Alcohol withdrawal is typically thought to encompass the first 2–5 days after alcohol cessation but a more protracted phase may last for weeks to months after the acute symptoms of withdrawal have subsided.63During this protracted phase, patients experience sleep dysregulation, irritability, and mood instability.64-65 PRE is useful as anxiolytic both in acute as well as protracted phase of alcohol withdrawal.

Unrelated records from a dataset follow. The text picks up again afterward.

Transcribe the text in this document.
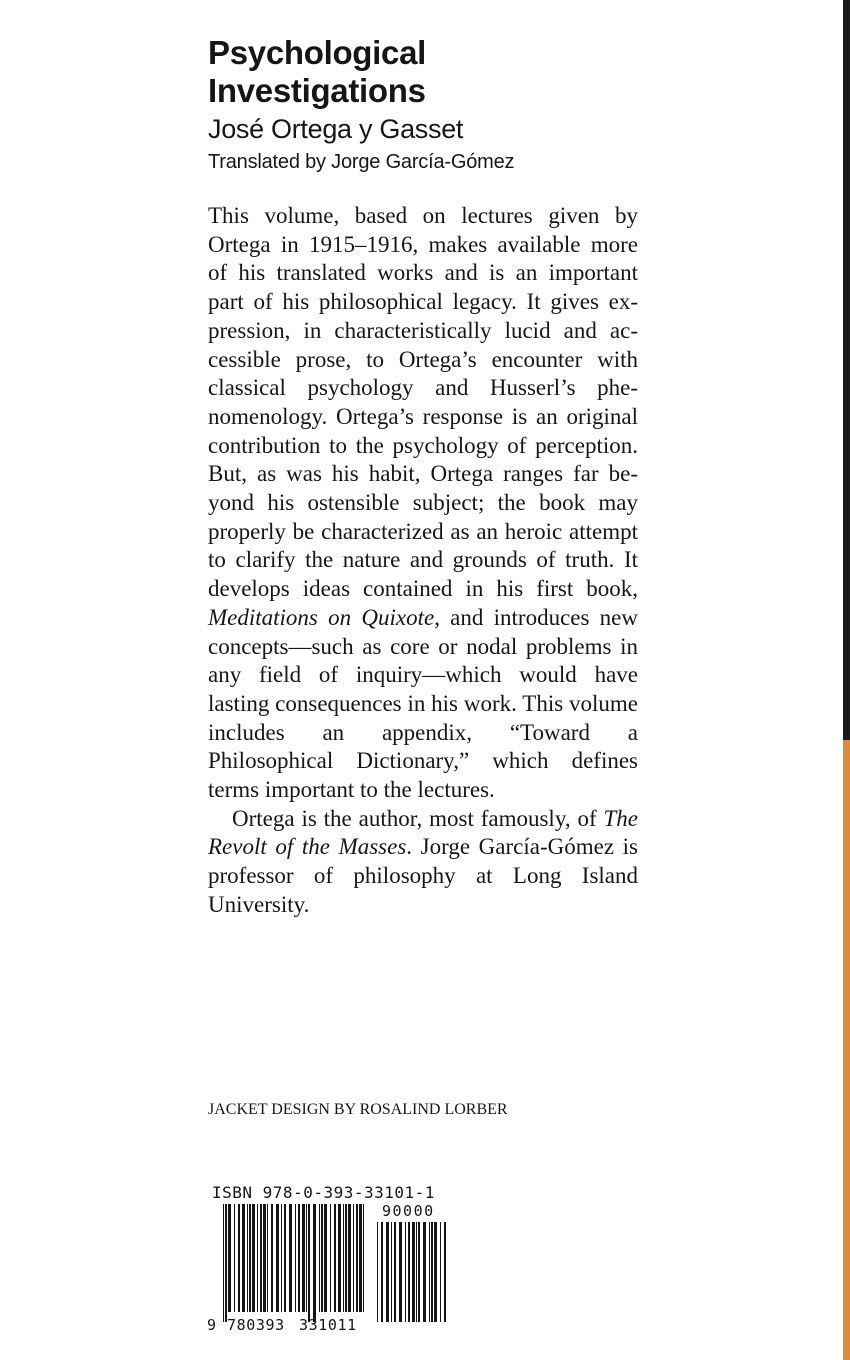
Psychological Investigations
José Ortega y Gasset
Translated by Jorge García-Gómez

This volume, based on lectures given by Ortega in 1915–1916, makes available more of his translated works and is an important part of his philosophical legacy. It gives expression, in characteristically lucid and accessible prose, to Ortega’s encounter with classical psychology and Husserl’s phenomenology. Ortega’s response is an original contribution to the psychology of perception. But, as was his habit, Ortega ranges far beyond his ostensible subject; the book may properly be characterized as an heroic attempt to clarify the nature and grounds of truth. It develops ideas contained in his first book, Meditations on Quixote, and introduces new concepts—such as core or nodal problems in any field of inquiry—which would have lasting consequences in his work. This volume includes an appendix, “Toward a Philosophical Dictionary,” which defines terms important to the lectures.

Ortega is the author, most famously, of The Revolt of the Masses. Jorge García-Gómez is professor of philosophy at Long Island University.

JACKET DESIGN BY ROSALIND LORBER
ISBN 978-0-393-33101-1
90000
9 780393 331011
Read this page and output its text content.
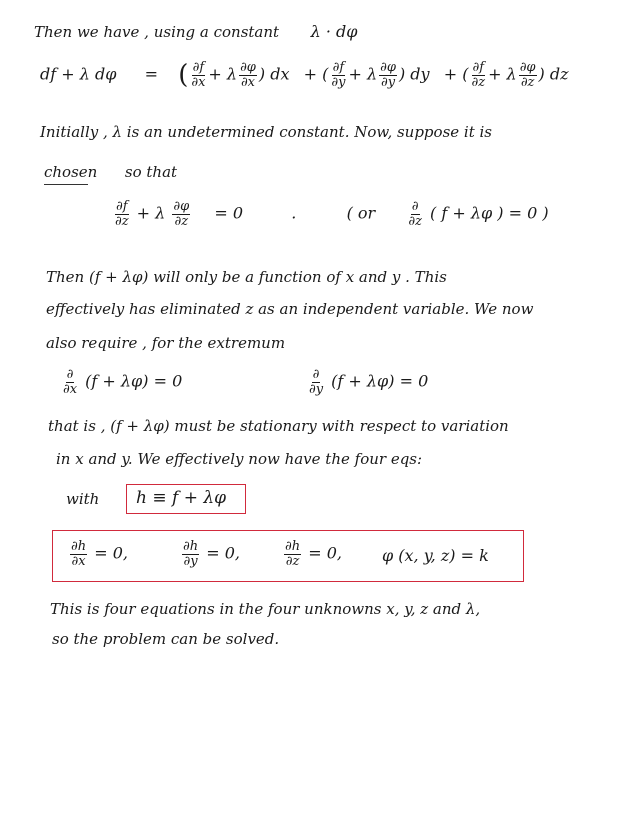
Then we have , using a constant λ · dφ
df + λ dφ = ( $\frac{\partial f}{\partial x} + \lambda \frac{\partial\varphi}{\partial x}$ ) dx + ( $\frac{\partial f}{\partial y} + \lambda \frac{\partial\varphi}{\partial y}$ ) dy + ( $\frac{\partial f}{\partial z} + \lambda \frac{\partial\varphi}{\partial z}$ ) dz
Initially , λ is an undetermined constant. Now, suppose it is
chosen so that
$\frac{\partial f}{\partial z} + \lambda \frac{\partial\varphi}{\partial z} = 0$	.	( or $\frac{\partial}{\partial z}$ ( f + λφ ) = 0 )
Then (f + λφ) will only be a function of x and y . This
effectively has eliminated z as an independent variable. We now
also require , for the extremum
$\frac{\partial}{\partial x} (f + \lambda\varphi) = 0$	$\frac{\partial}{\partial y} (f + \lambda\varphi) = 0$
that is , (f + λφ) must be stationary with respect to variation
in x and y. We effectively now have the four eqs:
with h ≡ f + λφ
$\frac{\partial h}{\partial x} = 0$,	$\frac{\partial h}{\partial y} = 0$,	$\frac{\partial h}{\partial z} = 0$,	φ (x, y, z) = k
This is four equations in the four unknowns x, y, z and λ,
so the problem can be solved.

Being a novel sleep modulator and ability to induce restorative sleep it may aid with the sleep dysfunction experienced during and after acute alcohol withdrawal.66 Various double blind controlled studies have found PRE used in dose range of 150-600mg/day  efficacious in management of alcohol withdrawal and also in relapse prevention of alcohol-dependent subjects.67-69 Side effects include dizziness and drowsiness,blurred vision, ataxia, memory impairment, hypoaesthesia and hypotension.70


Gabapentin is structurally analogous to GABA but, unlike GABA, crosses the blood-brain barrier when administered systemically. The mechanism of action may be an increase in GABA-mediated inhibition and inactivation of voltage-dependent sodium channels.[71] Gabapentin may also exert neuronal stabilization effects by binding to the L-amino acid transporter on the plasma membrane or the subunit of voltage-gated calcium channels.[72] The above observations suggest that gabapentin may be a promising candidate for the treatment of alcohol withdrawal symptoms. Open label reports as well as case studies have shown the utility of gabapentin in managing alcohol withdrawal symptoms and tonic clonic seizures that may occur upon alcohol withdrawal. [73-75] Although studies have shown a very modest effect of gabapentin in managing long-term alcohol dependence, large-scale double-blind randomized controlled studies are needed to strengthen these findings and look at relapse prevention.76


Levetiracetam is a newer anti-epileptic drug with a multi-site mechanism of action, and is effective against a variety of seizure types. It is currently being used especially in the management of especially juvenile myoclonic seizures, Lennox Gastaut syndrome and refractory seizures in children and adults. There is preclinical evidence that it may have potential benefit also in anxiety disorders, stress, and mood disorders.77 To date, there has been only one study with a negative outcome when levetiracetam was used in the management of alcohol dependence with co-morbid anxiety.78 In an open label trial, levetiracetam was effective in the management of alcohol withdrawal symptoms and prevention of seizures during the withdrawal phase.79


Several recent reviews have supported the role of topiramate in the management of various phases of alcohol dependence, from the alcohol withdrawal syndrome to long-term management and relapse prevention. In clinical practice I have often found that in the management of alcohol withdrawal syndrome, particularly in patients who suffer from both alcohol dependence and a comorbid antisocial personality disorder, anticonvulsants act as mood stabilizers during withdrawal, thereby reducing mood swings and irritability along with their anti-epileptic potential. The role of topiramate in managing this specific subset of alcohol dependence has not been investigated, and this research is warranted. Alcohol dependence pharmacotherapy is at an interesting crossroads. Increases in co-morbidity in alcohol dependence, in the form of mood disorders as well as personality disorders, requires the use of poly-pharmacy when it comes to the long-term management of alcohol dependence. It is well-known that depression and bipolar disorder may exist at sub-threshold or subclinical levels in these patients. It is here that a combination of drugs like disulfiram, naltrexone, or acamprosate with anticonvulsant drugs may help in sustaining abstinence and promoting the long-term management of alcohol dependence. Further studies of various combinations of traditional drugs with newer ones or newer ones alone in various populations across cultures is required in order to judge the efficacy of these agents, as well as to reach clear guidelines for their usage in alcohol dependence.